Giving the advertising industry a stick to beat them up with is not something that either of these businesses will be happy with. But the alternative is that they find a way for three sets of figures to add up, those from Nielsen, those from comScore and those held on the websites of the IAB members that make up around 86 per cent of internet advertising traffic.
The IAB says the idea is to achieve transparency in audience counts and to revise out-of-date methodologies. But who exactly is the expert here? comScore might have the know-how to audit Nielsen and vice versa but that’s not going to happen, and many of the decisions that need to be policed are subtle, such as when is a video advert a video advert, after it has started to stream, after it is halfway through, when the stream is complete or when a stream is complete and somebody clicks something in a certain amount of time to prove they were watching.
There are hundreds of such decisions in internet advertising audit and Nielsen and comScore are the world’s experts, so who is gong to set themselves up as more expert than either of them? And the reason this is important is because of the volumes. Internet advertising continues to rise, in the US at over 40 per cent per annum, and globally somewhat slower than that. It’s a rapid shift in the global advertising base which is already over a $20bn market. It’s tough to spend $20bn blindly without being sure that two independent measurement firms both know how many eggs make five.

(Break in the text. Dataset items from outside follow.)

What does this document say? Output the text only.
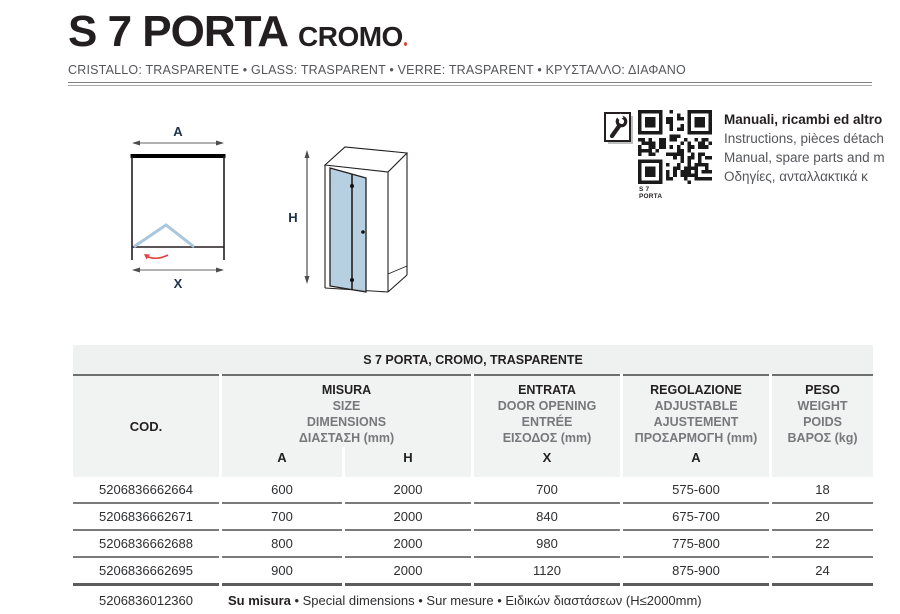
S 7 PORTA CROMO
CRISTALLO: TRASPARENTE • GLASS: TRASPARENT • VERRE: TRASPARENT • ΚΡΥΣΤΑΛΛΟ: ΔΙΑΦΑΝΟ
A
X
H
S 7 PORTA
Manuali, ricambi ed altro
Instructions, pièces détach
Manual, spare parts and m
Οδηγίες, ανταλλακτικά κ
S 7 PORTA, CROMO, TRASPARENTE					
COD.	
MISURA
SIZE
DIMENSIONS
ΔΙΑΣΤΑΣΗ (mm)

ENTRATA
DOOR OPENING
ENTRÉE
ΕΙΣΟΔΟΣ (mm)

REGOLAZIONE
ADJUSTABLE
AJUSTEMENT
ΠΡΟΣΑΡΜΟΓΗ (mm)

PESO
WEIGHT
POIDS
ΒΑΡΟΣ (kg)

	A	H	X	A	
5206836662664	600	2000	700	575-600	18
5206836662671	700	2000	840	675-700	20
5206836662688	800	2000	980	775-800	22
5206836662695	900	2000	1120	875-900	24
5206836012360	Su misura • Special dimensions • Sur mesure • Ειδικών διαστάσεων (H≤2000mm)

Probably the IAB should not have precipitated this confrontation, but now started, and given that comScore has already replied and said it would submit to an independent audit, these entities must find a resolution to diverging advertising counts. At the moment the two market leaders in internet audience measurement will be declaring to customers that their figures are the only ones that are right and using the differences to differentiate their service offerings.
But failure to find consensus will undermine internet advertising confidence and shift money that was destined for internet usage away to more traditional media, dampening the internet effect, and that could be disastrous.
The IAB is calling for comScore and Nielsen to get audits from the Media Rating Council which was established by Congress back in the early 1960s to oversee rating operations and their audit.
One criticism is that Nielsen still relies on record keeping by humans on panels set up years ago, as one of its sources of input, which the IAB said dated back to the 1930s and is still relied upon today. The IAB is the trade association representing advertisers in the US and has 332 members.